Moleculin Biotech, Inc., a clinical stage pharmaceutical company with a broad portfolio of drug candidates targeting highly resistant tumors and viruses, reported preliminary interim results from its U.S. Phase 1b/2 clinical trial as it concluded the safety review of the third cohort and opens the fourth cohort in a dose escalation trial evaluating Annamycin for the treatment of soft tissue sarcoma (STS) lung metastases, which continues to document preliminary clinical activity for this drug.
The Phase 1b/2 study is a U.S. multi-center, open-label, single-arm study that in Phase 1b will determine the maximum tolerated dose (MTD) or the recommended Phase 2 dose (RP2D) and safety of Annamycin. The Phase 2 portion of the study will explore the efficacy of Annamycin as a single agent for the treatment of subjects with STS with lung metastases for whom prior chemotherapy has failed, and for whom new chemotherapy is considered appropriate. A minimum of three subjects will be enrolled in each cohort of the Phase 1b portion of the study until an MTD is identified, after which there will be a recommendation for the RP2D based on an assessment of both safety and efficacy. Up to 25 subjects will be enrolled at the RP2D in Phase 2 to further evaluate efficacy.
“Even though this is still early in the Phase 1b portion of the trial, the data continue to be encouraging. Three of the six patients in the first two cohorts reached four or more months with stable disease or better. In a patient population where the median progression-free survival is approximately 1.61 months, we believe Annamycin has the potential to bring a new and effective treatment option to patients with this significant unmet need,” commented Walter Klemp, Chairman and CEO of Moleculin.
Mr. Klemp added, “We are also encouraged by the pace of recruitment to date for this trial. To have completed three full cohorts in just the first 6 months of the study is faster than we would have expected, especially for a rare disease like STS lung metastases. Since more sites have now joined the study in this quarter, we believe this should further aid in the pace of recruitment.”
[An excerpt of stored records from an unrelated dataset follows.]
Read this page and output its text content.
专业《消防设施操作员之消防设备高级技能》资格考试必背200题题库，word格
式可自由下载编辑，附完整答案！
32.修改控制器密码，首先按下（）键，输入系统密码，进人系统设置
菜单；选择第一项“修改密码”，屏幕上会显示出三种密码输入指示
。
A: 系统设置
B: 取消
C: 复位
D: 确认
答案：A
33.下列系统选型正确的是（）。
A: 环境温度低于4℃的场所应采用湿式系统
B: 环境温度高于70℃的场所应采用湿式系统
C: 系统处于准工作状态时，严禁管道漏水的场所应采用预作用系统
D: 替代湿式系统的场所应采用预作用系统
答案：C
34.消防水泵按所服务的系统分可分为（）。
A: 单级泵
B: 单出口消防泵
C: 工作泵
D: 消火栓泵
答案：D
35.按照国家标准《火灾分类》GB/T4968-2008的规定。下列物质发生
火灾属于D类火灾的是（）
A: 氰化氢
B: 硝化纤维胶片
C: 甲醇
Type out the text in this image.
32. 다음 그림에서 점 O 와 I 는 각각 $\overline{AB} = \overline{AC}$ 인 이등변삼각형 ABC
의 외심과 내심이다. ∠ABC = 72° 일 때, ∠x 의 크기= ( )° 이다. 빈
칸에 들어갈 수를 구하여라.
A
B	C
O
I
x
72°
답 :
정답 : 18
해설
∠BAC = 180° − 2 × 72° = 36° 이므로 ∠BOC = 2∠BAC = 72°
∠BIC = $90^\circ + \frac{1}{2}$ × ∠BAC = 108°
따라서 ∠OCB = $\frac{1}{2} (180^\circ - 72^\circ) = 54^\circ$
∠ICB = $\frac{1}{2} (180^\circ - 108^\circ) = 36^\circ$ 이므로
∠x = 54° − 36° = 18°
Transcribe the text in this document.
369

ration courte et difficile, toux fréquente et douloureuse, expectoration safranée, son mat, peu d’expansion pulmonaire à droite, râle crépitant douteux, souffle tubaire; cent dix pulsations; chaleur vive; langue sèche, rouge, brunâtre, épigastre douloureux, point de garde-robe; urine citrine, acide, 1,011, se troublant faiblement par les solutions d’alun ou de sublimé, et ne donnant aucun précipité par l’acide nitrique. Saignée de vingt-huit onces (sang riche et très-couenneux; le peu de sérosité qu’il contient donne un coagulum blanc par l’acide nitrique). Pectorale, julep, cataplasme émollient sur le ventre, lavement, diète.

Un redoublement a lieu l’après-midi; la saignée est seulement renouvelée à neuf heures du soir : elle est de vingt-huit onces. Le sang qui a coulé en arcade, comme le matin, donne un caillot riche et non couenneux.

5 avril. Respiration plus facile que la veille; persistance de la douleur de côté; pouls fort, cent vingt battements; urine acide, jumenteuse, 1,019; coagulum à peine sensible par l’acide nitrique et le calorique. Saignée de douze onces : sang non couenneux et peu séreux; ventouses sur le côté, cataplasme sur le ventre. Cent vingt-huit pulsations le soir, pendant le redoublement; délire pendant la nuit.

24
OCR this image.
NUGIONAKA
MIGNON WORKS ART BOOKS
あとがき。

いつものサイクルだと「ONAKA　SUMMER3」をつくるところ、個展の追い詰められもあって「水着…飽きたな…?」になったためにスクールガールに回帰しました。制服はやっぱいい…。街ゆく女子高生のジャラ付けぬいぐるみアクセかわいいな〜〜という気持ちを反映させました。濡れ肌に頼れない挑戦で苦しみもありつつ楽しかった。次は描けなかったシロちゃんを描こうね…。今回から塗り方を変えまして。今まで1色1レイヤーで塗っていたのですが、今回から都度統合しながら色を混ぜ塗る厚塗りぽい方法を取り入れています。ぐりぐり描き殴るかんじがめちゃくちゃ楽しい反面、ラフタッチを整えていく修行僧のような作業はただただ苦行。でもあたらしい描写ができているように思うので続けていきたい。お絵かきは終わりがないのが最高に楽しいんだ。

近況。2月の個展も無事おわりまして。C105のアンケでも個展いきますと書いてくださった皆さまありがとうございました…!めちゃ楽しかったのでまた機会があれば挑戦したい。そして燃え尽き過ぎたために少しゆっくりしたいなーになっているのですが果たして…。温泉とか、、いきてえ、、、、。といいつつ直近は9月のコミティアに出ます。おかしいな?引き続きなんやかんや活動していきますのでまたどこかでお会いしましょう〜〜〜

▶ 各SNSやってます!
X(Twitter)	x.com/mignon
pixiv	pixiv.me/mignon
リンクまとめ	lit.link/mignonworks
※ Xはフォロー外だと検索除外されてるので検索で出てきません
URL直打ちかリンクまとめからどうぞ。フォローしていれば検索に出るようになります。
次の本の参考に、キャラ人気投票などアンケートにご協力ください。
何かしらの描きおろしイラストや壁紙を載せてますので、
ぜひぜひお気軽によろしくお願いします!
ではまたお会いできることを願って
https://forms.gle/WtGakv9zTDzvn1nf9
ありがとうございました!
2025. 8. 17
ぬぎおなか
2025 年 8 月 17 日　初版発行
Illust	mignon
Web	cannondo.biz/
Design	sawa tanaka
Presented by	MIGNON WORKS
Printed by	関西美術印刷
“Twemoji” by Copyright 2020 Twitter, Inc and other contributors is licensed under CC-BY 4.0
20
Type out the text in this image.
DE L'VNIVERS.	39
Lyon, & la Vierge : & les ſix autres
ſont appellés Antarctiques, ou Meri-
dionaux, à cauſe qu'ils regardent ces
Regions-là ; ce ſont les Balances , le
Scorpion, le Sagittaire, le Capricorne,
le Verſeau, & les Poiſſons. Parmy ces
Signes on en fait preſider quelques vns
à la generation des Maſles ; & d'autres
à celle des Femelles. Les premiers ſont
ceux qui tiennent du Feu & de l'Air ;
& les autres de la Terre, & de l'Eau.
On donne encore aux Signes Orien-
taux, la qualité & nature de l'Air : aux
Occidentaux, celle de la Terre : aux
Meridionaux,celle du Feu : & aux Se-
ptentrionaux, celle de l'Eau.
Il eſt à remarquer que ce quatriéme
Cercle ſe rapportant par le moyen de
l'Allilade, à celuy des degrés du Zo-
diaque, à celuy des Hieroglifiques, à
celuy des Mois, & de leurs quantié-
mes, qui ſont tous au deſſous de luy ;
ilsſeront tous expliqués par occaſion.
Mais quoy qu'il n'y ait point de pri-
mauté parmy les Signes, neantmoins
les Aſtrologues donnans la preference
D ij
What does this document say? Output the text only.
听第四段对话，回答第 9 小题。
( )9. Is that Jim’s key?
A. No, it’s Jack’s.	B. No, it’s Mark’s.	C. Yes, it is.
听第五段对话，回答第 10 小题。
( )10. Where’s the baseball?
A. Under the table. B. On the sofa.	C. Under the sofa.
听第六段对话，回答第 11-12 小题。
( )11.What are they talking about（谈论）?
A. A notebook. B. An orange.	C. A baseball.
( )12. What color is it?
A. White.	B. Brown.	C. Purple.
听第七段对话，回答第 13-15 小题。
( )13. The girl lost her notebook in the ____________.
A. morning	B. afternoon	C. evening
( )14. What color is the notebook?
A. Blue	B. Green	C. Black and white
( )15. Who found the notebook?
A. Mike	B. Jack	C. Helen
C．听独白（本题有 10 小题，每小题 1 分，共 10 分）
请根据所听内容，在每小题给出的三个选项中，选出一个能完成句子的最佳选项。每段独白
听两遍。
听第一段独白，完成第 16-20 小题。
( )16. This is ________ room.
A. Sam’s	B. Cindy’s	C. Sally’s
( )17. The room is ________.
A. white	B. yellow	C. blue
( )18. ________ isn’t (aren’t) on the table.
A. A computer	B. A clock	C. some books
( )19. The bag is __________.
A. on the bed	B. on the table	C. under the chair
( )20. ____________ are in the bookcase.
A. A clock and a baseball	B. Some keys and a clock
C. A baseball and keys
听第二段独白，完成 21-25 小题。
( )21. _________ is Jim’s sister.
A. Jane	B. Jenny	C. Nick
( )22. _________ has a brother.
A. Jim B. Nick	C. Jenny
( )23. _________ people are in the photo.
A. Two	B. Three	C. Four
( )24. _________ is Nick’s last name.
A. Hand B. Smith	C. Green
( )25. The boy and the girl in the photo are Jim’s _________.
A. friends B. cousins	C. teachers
“Consistent with our earlier and ongoing acute myeloid leukemia trials to date, we continue to see a complete absence of cardiotoxicity in this STS trial,” Mr. Klemp concluded. “We continue to emphasize this point because, even though anthracyclines are considered a cornerstone chemotherapy for many types of cancer including STS lung metastases, all currently approved anthracyclines are significantly cardiotoxic. Annamycin was designed to overcome this problem and we believe it has the potential to become the first non-cardiotoxic anthracycline approved for use. This could not only reduce the risk of many current anthracycline treatment regimens, but it could also enable longer treatment periods without cardiac risk.”